世界的に増加傾向にあるといわれる炎症性腸疾患(IBD)。なかでもクローン病は長期にわたり継続的な治療が必要な病気です。なぜクローン病は増加しているのでしょうか。東京山手メディカルセンター副院長、炎症性腸疾患センター長高添正和先生にお話をうかがいます。
しかし、「果たして本当に若い人だけに増えているのか」という点には疑問が残ります。確かに若い人の中でインシデンス(発症頻度)は高いことがわかっています。しかし、実際に私がシミュレーションしてみたところ、他の病気と比較するとその年代では発症頻度は高いものの、人口あたりの患者数を10年、20年、30年の経過とともに予測してみると、必ずしも若い方ばかりではないことがわかります。
今なにかと話題にされる2025年問題ですが、2025年には75歳以上の人口が3,657万人を超えるといわれています。つまり、若い時にクローン病を発症した患者さんも年齢を重ねればそれに比例してクローン病の患者さんも増えるということです。

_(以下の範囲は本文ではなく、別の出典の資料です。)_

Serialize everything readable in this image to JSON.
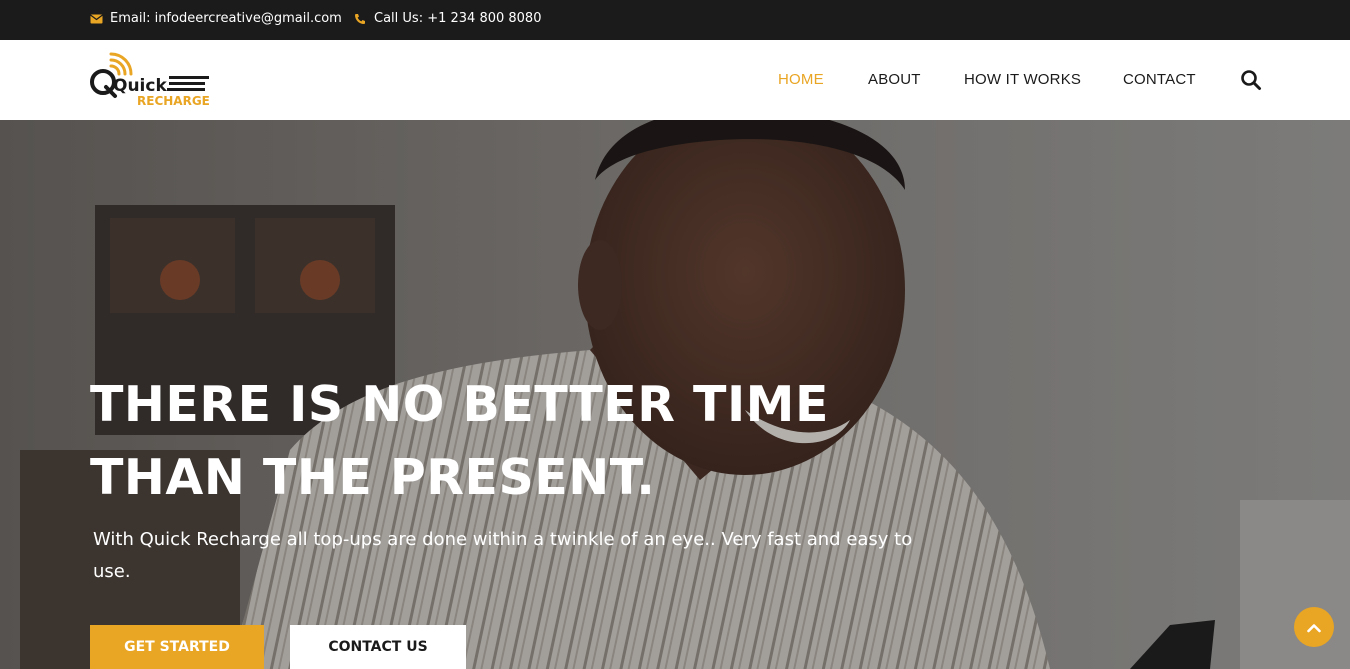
{
  "topbar": {
    "email": "Email: infodeercreative@gmail.com",
    "phone": "Call Us: +1 234 800 8080",
    "email_icon": "envelope-icon",
    "phone_icon": "phone-icon"
  },
  "brand": {
    "logo_word_1": "Quick",
    "logo_word_2": "RECHARGE",
    "accent_color": "#e9a524"
  },
  "nav": {
    "items": [
      {
        "label": "HOME",
        "active": true
      },
      {
        "label": "ABOUT",
        "active": false
      },
      {
        "label": "HOW IT WORKS",
        "active": false
      },
      {
        "label": "CONTACT",
        "active": false
      }
    ],
    "search_icon": "search-icon"
  },
  "hero": {
    "headline_line1": "THERE IS NO BETTER TIME",
    "headline_line2": "THAN THE PRESENT.",
    "subtext": "With Quick Recharge all top-ups are done within a twinkle of an eye.. Very fast and easy to use.",
    "primary_button": "GET STARTED",
    "secondary_button": "CONTACT US",
    "scroll_top_icon": "chevron-up-icon"
  }
}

私が今もっとも重要だと考えるのは、年齢を重ねたIBD患者さんのケアの体制をどうするかということです。若い患者さんのQOL(生活の質)についてはいつも議論されますが、クローン病を抱えながら年齢を重ねていくであろう患者さんのこれからの治療は忘れ去られており、特別な研究班なども存在しません。今後は、若い時にクローン病を発症した患者さんが年齢を重ねていく際に、継続的なケアや治療をどうすればよいかという問題がが、炎症性腸疾患において今後の大きなテーマになるでしょう。
その明確な理由はわかっていませんが、ひとつには生活環境がきれいになったからという説があります。

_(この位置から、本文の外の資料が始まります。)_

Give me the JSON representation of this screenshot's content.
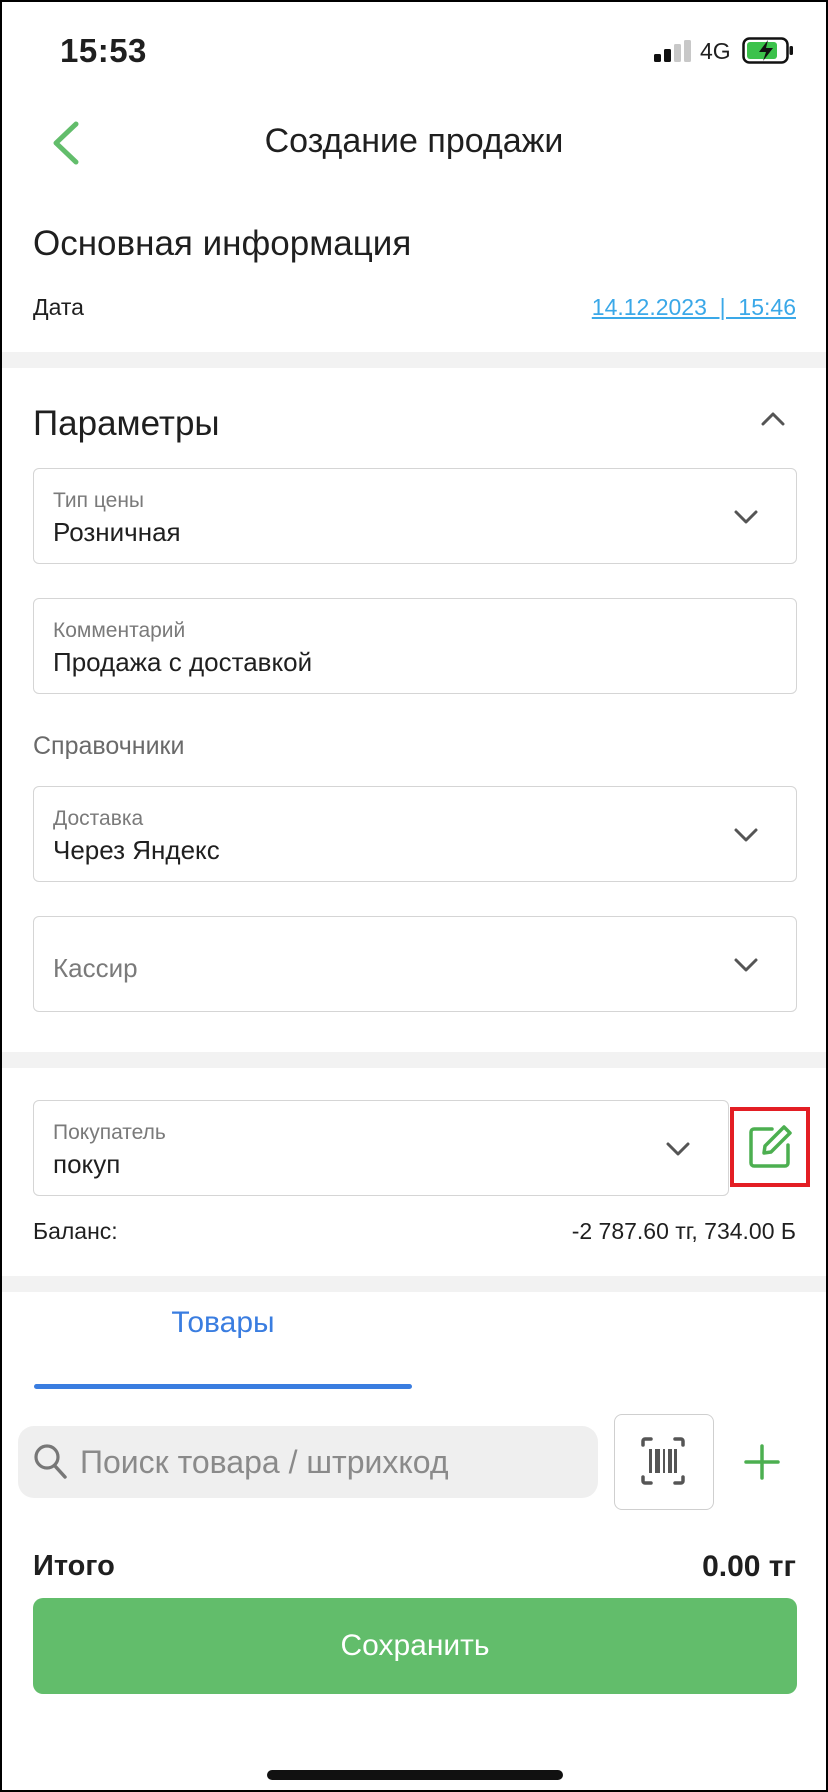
{
  "status_bar": {
    "time": "15:53",
    "network": "4G"
  },
  "header": {
    "title": "Создание продажи"
  },
  "basic_info": {
    "heading": "Основная информация",
    "date_label": "Дата",
    "date_value": "14.12.2023  |  15:46"
  },
  "params": {
    "heading": "Параметры",
    "price_type": {
      "label": "Тип цены",
      "value": "Розничная"
    },
    "comment": {
      "label": "Комментарий",
      "value": "Продажа с доставкой"
    },
    "directories_caption": "Справочники",
    "delivery": {
      "label": "Доставка",
      "value": "Через Яндекс"
    },
    "cashier": {
      "placeholder": "Кассир"
    }
  },
  "buyer": {
    "label": "Покупатель",
    "value": "покуп",
    "balance_label": "Баланс:",
    "balance_value": "-2 787.60 тг, 734.00 Б"
  },
  "tabs": {
    "goods": "Товары"
  },
  "search": {
    "placeholder": "Поиск товара / штрихкод"
  },
  "total": {
    "label": "Итого",
    "value": "0.00 тг"
  },
  "save_button": "Сохранить",
  "colors": {
    "accent_green": "#62bd6b",
    "link_blue": "#3aa8e8",
    "tab_blue": "#3a7de0",
    "highlight_red": "#e31e24"
  },
  "icons": [
    "back-chevron-icon",
    "chevron-up-icon",
    "chevron-down-icon",
    "edit-icon",
    "search-icon",
    "barcode-icon",
    "plus-icon"
  ]
}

クローン病が初めて報告されたのは1932年、ニューヨークにおいてのことです。その頃、1920年代にアメリカで開発された冷蔵庫がスウェーデンやデンマークなど北欧でも普及するという世界的に大きな社会変化がありました。どうやら、その冷蔵庫の普及に伴ってクローン病が増えたのではないかといわれています。

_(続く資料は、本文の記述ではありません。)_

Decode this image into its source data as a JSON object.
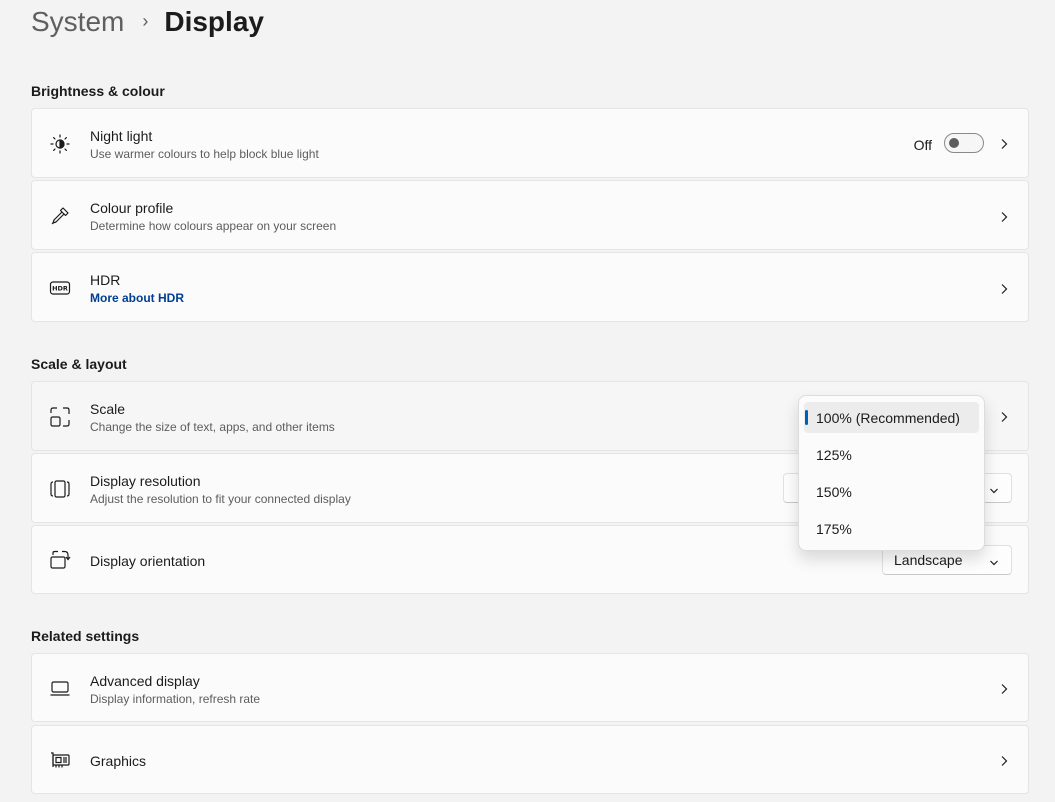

慢性疾患は、本来であればある程度汚れた環境の中では発生することが少ないと考えられています。「野菜を腐らせずに貯蔵する」という目的で普及した冷蔵庫がバクテリアの発生を抑えてしまい、そのようなバクテリアなどがいないきれいな環境が、クローン病の増加に影響しているのではないかといわれているのです。
実は同じような現象がその後も起こっており、1964年東京オリンピックの後と1988年ソウルオリンピックの後、上下水道の整備の後にIBDは一気に増加しています。